When it started, the Grand Prix was supposed to be the tournament that would crown a top heavyweight and revitalize the entire Strikeforce organization. Now, less than a year later, the stakes are vague at best, the big-name stars are almost completely absent, and the champion is headed to the UFC, where he'll get a bigger fight and -- most likely -- a bigger paycheck than he ever got in Strikeforce.
Meanwhile, the four remaining participants in the Grand Prix get set to square off in a tournament that seems to offer more and more risk, with less and less reward.
For instance, consider the fate of the men who have already been eliminated from the tournament. There's Fedor Emelianenko, who, after losing to Antonio "Bigfoot" Silva, lost his next fight to Dan Henderson and was dropped from the organization altogether.
There's Brett Rogers, who was submitted by Josh Barnett and then arrested on domestic violence charges, a one-two combination resulting in his immediate dismissal.
There's Andrei Arlovski, who was knocked out by Sergei Kharitonov and then cast down yet another rung on the promotional ladder, finally landing in the resurrected Pro Elite organization.
Then, finally, there's Fabricio Werdum, who went from legend-slayer to cautionary tale after a bizarre showing in a decision loss to Overeem.
The point is, even if no one knows exactly what the winner of this Grand Prix will have actually won, we can still be reasonably sure that nothing good will happen to the losers. That's not so surprising, since getting beat up is rarely the path to success in this (or, really, any) sport. But if you're going to risk the beating, wouldn't you like to know that you're doing so in pursuit of some goal beyond that night's paycheck?
For Overeem, getting pulled from the tournament and dropped from his Strikeforce contract may be the best thing that could have happened to him. It might be a stretch to call it a Get Out of Jail Free card, but at least it sprung him from the Strikeforce purgatory and put him instantly in a more significant fight than any he could have found with his former employer.
By every metric imaginable, from promotional hype to potential financial benefit to total combined weight, Overeem vs. Lesnar is a huge fight. It's also a fight that, if he wins, puts Overeem in prime position to challenge for the UFC title, which, let's be honest, is the only belt that really means anything in any weight class right now. No matter how much fun a tournament format might be in theory, you can bet there's not a single man left in the Strikeforce Grand Prix who wouldn't trade spots with Overeem if given the chance.

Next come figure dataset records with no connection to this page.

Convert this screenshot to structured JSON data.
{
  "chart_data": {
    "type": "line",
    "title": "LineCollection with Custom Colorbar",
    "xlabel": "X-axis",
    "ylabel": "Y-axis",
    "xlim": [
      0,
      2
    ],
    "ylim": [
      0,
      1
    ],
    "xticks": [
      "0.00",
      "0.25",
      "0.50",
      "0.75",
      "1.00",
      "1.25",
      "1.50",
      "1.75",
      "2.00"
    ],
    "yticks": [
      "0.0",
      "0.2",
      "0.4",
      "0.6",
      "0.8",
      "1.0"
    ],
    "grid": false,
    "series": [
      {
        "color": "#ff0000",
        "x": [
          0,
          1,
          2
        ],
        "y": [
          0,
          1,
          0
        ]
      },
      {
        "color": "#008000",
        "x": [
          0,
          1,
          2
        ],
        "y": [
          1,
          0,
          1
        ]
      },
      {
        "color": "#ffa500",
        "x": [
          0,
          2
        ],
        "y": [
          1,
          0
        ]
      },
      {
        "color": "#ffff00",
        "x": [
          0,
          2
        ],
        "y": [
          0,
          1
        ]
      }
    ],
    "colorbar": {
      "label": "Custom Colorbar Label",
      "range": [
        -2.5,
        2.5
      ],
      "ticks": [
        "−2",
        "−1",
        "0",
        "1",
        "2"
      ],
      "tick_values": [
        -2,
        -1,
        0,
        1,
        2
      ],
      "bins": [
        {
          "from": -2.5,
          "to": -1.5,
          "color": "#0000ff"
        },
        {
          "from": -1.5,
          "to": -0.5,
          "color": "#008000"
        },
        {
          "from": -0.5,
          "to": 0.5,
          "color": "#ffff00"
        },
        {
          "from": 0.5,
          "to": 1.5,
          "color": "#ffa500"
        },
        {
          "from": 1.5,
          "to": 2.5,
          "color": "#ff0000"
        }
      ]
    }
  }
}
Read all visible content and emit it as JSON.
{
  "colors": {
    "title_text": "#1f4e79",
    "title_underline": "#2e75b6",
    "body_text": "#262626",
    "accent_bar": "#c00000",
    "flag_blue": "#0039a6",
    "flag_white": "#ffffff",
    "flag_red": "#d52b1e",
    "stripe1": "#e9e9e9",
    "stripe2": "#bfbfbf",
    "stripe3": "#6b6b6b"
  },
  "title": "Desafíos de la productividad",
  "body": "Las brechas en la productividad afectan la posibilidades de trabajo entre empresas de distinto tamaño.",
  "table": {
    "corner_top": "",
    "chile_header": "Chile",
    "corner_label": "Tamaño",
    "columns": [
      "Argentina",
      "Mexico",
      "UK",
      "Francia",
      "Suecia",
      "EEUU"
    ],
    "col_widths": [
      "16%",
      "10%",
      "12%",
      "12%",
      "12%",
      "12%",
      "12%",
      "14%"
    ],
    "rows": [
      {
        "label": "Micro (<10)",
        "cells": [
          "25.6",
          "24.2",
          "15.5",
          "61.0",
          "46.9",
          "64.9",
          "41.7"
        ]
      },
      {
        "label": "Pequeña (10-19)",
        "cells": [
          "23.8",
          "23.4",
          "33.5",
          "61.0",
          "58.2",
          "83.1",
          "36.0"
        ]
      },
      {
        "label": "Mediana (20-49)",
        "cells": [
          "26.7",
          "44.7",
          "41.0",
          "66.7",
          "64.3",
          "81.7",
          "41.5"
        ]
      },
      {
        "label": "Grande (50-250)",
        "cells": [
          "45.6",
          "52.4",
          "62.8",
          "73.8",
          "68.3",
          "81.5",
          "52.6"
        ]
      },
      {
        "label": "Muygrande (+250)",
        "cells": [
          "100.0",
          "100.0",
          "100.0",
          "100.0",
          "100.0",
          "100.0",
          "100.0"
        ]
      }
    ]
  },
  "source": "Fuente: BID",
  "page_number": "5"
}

Is it sad to watch Zuffa strip Strikeforce's bones in such agonizingly slow fashion? A little, yeah. Ideally, you'd like them to do it quickly and all at once, like ripping off a band-aid. Instead, it seems like a death by a thousand slights. Champions get picked off one by one as the UFC needs them, and the fighters who are left behind have plenty of time to ponder the lifeboat economy of it all. Some are going to be saved and some are going to get thrown overboard.
And maybe, in the vaguest of ways, that's all they're fighting over anymore. Instead of being a tournament of kings, maybe the Grand Prix is now little more than an extended UFC audition. If you win, how could you be denied a contract? If you lose, well, don't go and get yourself arrested.
Are those stakes high enough to motivate fighters and maintain fan interest? Actually, yeah. It's pretty compelling when you think about it. It's just not at all what these fighters thought they were signing up for back when they first agreed to it, back when a future with Strikeforce was more of a promise and less of a threat.
Funny, that seems like so long ago now.